Риона отвечает за меня.

— Я его жена, — вот и все, что она предлагает в качестве объяснения, но это все, что ей нужно сказать, чтобы он понял. Она моя жена, и я поклялся, что отвечу на любой ее вопрос, если только это знание не поставит ее под угрозу. Делать Риону соучастницей нашей незаконной деятельности не входит в мой список дел. Может, в душе она и невинна, но в глазах закона останется такой. — Каков план? Что вы собираетесь с ними сделать?

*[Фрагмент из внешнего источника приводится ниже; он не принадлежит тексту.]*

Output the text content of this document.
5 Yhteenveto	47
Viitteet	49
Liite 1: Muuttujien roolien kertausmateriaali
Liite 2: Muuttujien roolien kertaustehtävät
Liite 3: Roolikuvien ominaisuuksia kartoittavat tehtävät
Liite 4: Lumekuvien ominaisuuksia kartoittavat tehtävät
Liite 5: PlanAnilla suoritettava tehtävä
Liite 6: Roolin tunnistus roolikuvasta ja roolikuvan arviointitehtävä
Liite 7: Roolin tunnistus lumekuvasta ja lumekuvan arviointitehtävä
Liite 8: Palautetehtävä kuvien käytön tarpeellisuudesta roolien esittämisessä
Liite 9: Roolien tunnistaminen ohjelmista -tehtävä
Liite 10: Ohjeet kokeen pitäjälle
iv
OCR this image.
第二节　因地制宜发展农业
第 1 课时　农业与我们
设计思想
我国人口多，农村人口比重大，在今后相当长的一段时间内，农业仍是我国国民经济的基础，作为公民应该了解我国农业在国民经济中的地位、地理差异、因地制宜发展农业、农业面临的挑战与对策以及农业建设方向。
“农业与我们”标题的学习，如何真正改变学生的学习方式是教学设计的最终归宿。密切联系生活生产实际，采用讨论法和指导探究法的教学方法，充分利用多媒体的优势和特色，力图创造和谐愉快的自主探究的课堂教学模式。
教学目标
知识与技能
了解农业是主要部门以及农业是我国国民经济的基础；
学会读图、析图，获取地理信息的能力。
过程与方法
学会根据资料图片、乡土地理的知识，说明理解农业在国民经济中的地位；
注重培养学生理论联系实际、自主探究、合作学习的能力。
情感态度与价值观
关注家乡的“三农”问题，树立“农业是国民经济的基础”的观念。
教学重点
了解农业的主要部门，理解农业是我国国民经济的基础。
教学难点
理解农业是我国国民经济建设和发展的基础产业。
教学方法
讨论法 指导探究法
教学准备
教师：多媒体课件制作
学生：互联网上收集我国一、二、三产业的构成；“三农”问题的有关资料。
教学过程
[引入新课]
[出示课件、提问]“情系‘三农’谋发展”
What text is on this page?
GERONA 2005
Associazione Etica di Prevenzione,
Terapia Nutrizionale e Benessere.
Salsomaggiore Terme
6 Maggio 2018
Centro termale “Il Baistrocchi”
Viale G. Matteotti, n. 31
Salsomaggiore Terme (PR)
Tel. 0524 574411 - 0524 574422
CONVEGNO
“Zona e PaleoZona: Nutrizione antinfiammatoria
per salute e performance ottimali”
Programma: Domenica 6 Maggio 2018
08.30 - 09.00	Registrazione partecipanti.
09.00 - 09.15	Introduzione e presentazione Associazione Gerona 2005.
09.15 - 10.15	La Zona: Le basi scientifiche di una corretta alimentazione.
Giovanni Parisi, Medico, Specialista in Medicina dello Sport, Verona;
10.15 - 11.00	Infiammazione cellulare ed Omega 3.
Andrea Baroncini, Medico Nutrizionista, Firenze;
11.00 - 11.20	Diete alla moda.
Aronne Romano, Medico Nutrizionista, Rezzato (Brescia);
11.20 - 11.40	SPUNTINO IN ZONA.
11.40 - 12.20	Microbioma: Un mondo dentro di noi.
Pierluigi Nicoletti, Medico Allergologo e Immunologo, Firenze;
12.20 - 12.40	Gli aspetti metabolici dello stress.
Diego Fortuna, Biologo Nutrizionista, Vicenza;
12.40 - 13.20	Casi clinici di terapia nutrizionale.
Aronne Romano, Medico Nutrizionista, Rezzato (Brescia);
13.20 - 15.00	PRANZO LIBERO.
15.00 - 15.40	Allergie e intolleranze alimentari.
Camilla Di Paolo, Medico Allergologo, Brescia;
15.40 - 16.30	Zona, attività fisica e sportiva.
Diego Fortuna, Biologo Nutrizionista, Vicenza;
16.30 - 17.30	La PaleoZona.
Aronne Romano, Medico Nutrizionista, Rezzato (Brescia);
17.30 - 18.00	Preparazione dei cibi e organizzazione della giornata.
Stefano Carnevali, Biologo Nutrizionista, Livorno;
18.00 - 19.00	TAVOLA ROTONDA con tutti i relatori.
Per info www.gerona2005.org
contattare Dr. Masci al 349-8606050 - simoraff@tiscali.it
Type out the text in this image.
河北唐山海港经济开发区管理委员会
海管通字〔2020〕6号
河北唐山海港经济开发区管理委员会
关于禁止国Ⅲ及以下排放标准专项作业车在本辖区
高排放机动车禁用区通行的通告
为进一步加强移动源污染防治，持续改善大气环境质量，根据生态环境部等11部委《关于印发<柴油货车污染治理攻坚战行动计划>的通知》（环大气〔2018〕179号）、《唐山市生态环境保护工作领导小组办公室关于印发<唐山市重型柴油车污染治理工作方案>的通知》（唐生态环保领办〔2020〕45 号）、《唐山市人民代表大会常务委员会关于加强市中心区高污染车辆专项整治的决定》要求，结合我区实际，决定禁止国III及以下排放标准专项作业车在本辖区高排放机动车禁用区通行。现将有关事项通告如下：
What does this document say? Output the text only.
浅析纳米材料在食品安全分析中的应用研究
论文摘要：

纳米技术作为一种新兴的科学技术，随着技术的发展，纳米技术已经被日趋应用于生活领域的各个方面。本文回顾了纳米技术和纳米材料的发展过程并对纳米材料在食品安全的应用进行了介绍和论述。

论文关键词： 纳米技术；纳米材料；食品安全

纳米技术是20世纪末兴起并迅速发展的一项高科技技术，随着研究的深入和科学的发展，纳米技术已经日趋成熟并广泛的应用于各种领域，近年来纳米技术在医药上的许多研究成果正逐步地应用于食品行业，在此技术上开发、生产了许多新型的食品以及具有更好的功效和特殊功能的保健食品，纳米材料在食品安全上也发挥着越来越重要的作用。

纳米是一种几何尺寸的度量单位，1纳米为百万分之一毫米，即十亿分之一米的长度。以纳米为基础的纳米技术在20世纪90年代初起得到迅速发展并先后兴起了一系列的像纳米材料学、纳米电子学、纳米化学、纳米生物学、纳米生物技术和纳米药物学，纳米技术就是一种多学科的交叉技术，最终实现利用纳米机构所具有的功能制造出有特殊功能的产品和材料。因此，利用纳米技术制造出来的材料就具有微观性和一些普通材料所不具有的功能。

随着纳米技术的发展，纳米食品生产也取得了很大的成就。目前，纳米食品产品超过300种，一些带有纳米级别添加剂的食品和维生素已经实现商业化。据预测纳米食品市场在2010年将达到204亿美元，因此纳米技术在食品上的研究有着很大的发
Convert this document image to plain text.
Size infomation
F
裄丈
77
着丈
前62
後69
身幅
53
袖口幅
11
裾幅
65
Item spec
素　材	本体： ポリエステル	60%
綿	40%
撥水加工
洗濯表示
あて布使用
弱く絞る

— В погребе, где они находятся, поддерживается необходимая температура. Я хранил там импортные вина и бутылки дорогого алкоголя, пока не решил, что помещение будет лучше использоваться, если я буду держать в нем таких хуесосов, как Богдан и Тирнан. Мы снизили температуру в комнате до минимально возможной. Они будут дрожать и трястись так сильно, что им покажется, что их обнаженные члены отмерзнут. Здесь достаточно тепло, чтобы ни у кого не развилась гипотермия, — я постучал по экрану, на котором в верхнем углу комнаты был установлен черный ящик. — В каждом углу есть колонки. Все четыре включены на максимальную громкость, и самые раздражающие песни, которые только можно придумать, играют на повторе. Это не позволит им уснуть. Следующие семьдесят два часа они будут висеть здесь без еды, воды, одежды, сна и тепла. Это будут…

— Пытки.

— Да, — и винить в этом они должны только себя.

Она отворачивается от видеозаписи, транслируемой на iPad Новы.

— Что произойдет через семьдесят два часа?

Риона говорит, что я не чудовище, но когда в моем сознании возникает образ моего клинка, многократно рассекающего их кожу, кровожадный зверь, живущий в моей душе, мурлычет от предвкушения.

— Вот тогда-то я и навещу их и преподам им тот урок, о котором говорил тебе минуту назад, — честно говорю я ей. — Я знаю, что Тирнан — твоя кровь…

Она поднимает руку и молча прерывает меня.

— Наша общая кровь не имела значения для моей семьи, когда они добровольно продали меня Богдану Козлову. Наша общая кровь не имела значения все те годы, когда я молча умоляла их посмотреть на меня и увидеть во мне человека. Как члена своей семьи. И уж точно наша общая кровь не имела значения для Тирнана, когда он помогал похитить меня и позволил кому-то приставить заряженный пистолет к моему виску, — дрожь страха, затаившаяся в ее глазах, превратилась в расплавленную ярость.

— Ты права, — гордость раздувается в моей груди, когда я провожу большим пальцем по ее скуле, где кожа покраснела.

— Я теперь Бейнс. Я ничем ему не обязана, — она говорит об этом тихо, но от того, с какой силой она это заявляет, я не могу оторваться. — И мир будет лучше без Богдана Козлова, свободно разгуливающего по нему. Я не потеряю сон из-за его смерти.